The step-up exercise is personally one of my favorite exercises to prescribe for any runner looking to increase their force production through the ground with each stride. When performed with the non-stepping leg following through to a thigh-block position, (hip and knee in 90 degrees flexion), it directly mimics a running motion and provides a sufficient workload from 90 degrees to 0 at the hip. The thigh position at the top of the step-up is directly applied to the actual running mechanics in each stride as we bring the thigh up through hip flexion.
When performed optimally, this exercise engages all of the glutes as well as quads, hamstrings, adductors, and calves. Eccentric strength is emphasised, creating a different challenge than a split squat or lunge.

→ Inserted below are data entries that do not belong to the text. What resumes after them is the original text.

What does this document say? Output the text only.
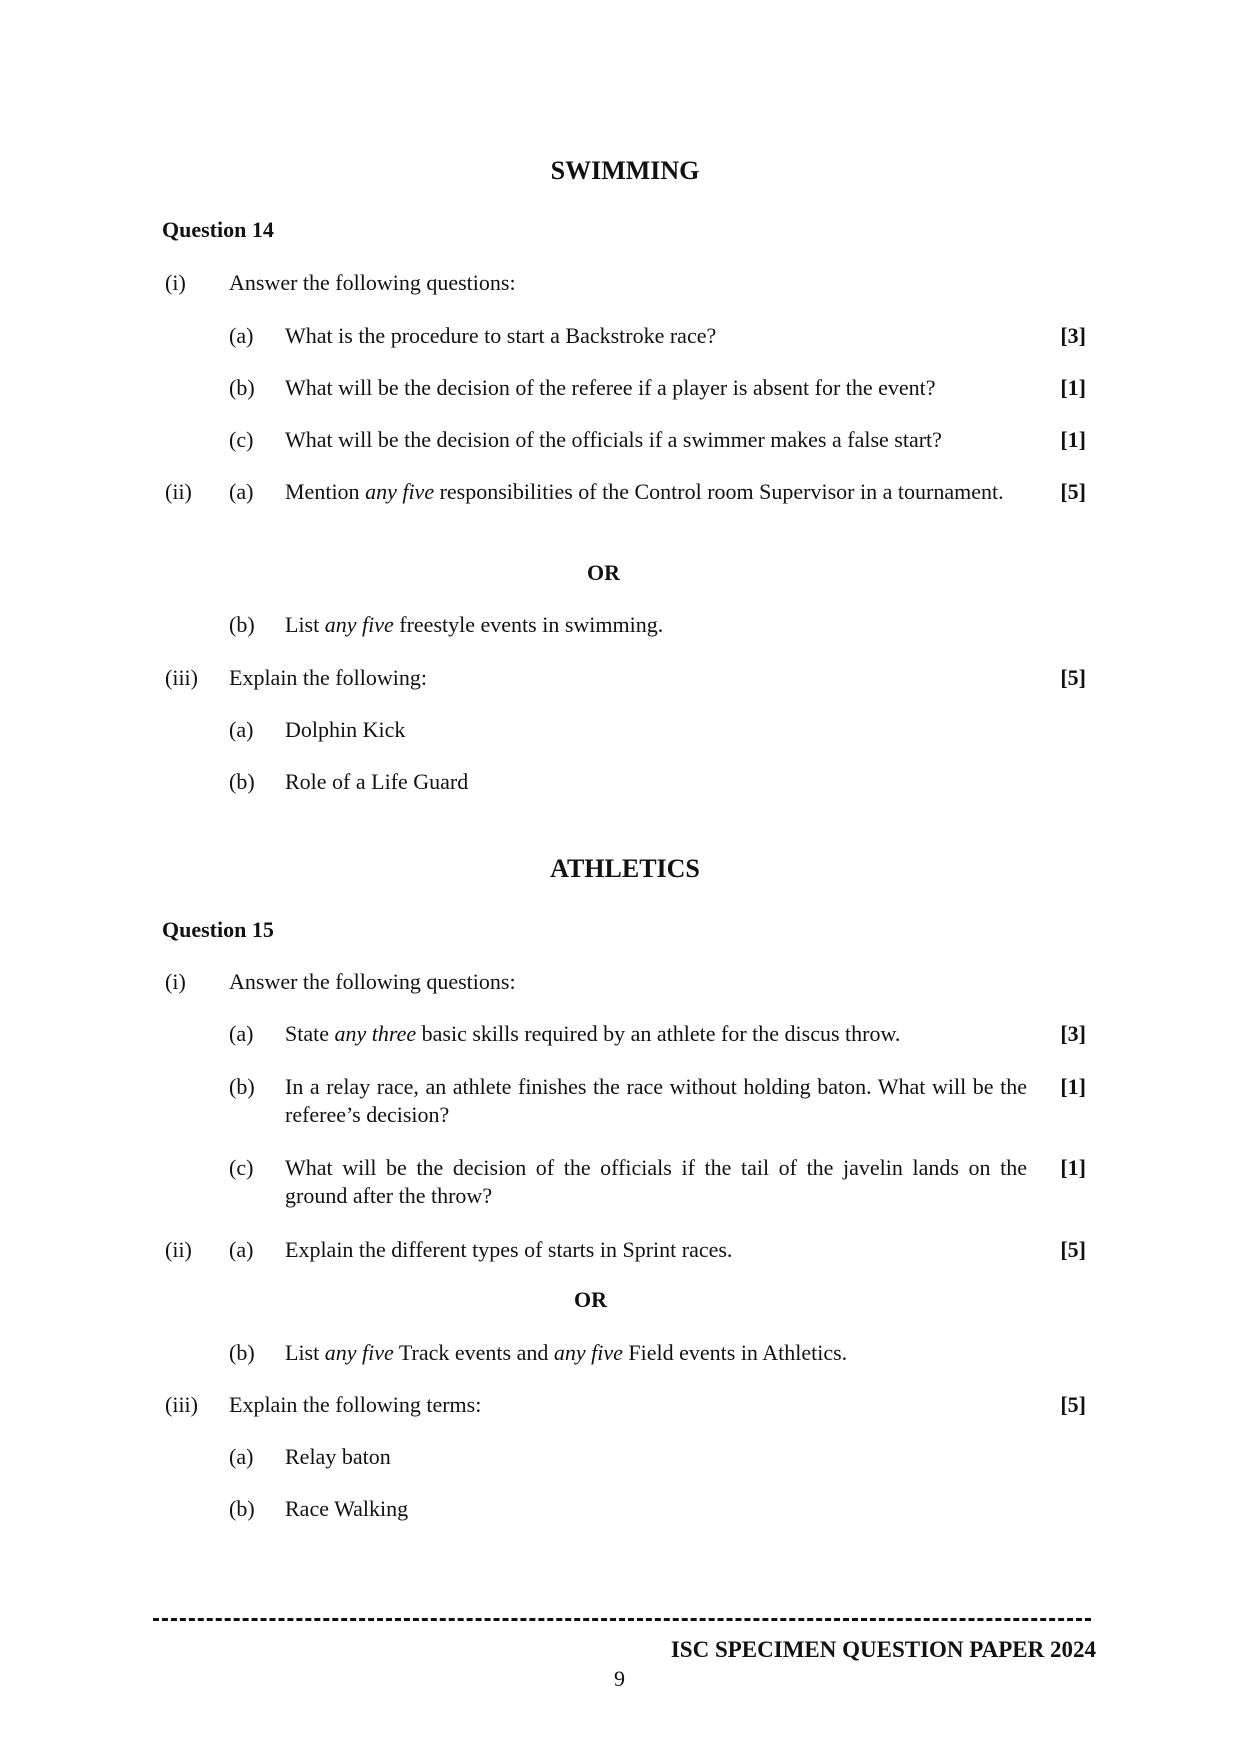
SWIMMING
Question 14
(i) Answer the following questions:
(a) What is the procedure to start a Backstroke race?	[3]
(b) What will be the decision of the referee if a player is absent for the event?	[1]
(c) What will be the decision of the officials if a swimmer makes a false start?	[1]
(ii) (a) Mention any five responsibilities of the Control room Supervisor in a tournament.	[5]
OR
(b) List any five freestyle events in swimming.
(iii) Explain the following:	[5]
(a) Dolphin Kick
(b) Role of a Life Guard
ATHLETICS
Question 15
(i) Answer the following questions:
(a) State any three basic skills required by an athlete for the discus throw.	[3]
(b) In a relay race, an athlete finishes the race without holding baton. What will be the referee’s decision?
[1]
(c) What will be the decision of the officials if the tail of the javelin lands on the ground after the throw?
[1]
(ii) (a) Explain the different types of starts in Sprint races.	[5]
OR
(b) List any five Track events and any five Field events in Athletics.
(iii) Explain the following terms:	[5]
(a) Relay baton
(b) Race Walking
ISC SPECIMEN QUESTION PAPER 2024
9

To perform the step-up to exercise you must first have a step that is the proper height. In order to assessthis you must put your foot flat on the step. If your hip and knee are both at right angles then you are ready to begin. If the knee is higher than the hip then the step is too high and if the knee is lower than the hip then the step is too low. This is an important variable to this exercise because we are trying to achieve strength increases and a specific range of motion.
How To Do Perform a Step-Up
- Step-up with a flat foot driving through the heel. Be sure not to bounce yourself off the ground. The foot that is in contact with the ground is never going to touch the step; instead it will go straight from the ground up into a thigh block position (hip height) and then back down to the ground.
- The arm movement should be coordinated with the stride (opposite hand up with thigh).
- On the way down be sure to have full eccentric contraction to control your body slowly in the downward phase and not crash. If this exercise is too easy you can front-load a barbell or use a contralateral dumbbell (holding a dumbbell with the arm of the same leg that is coming up).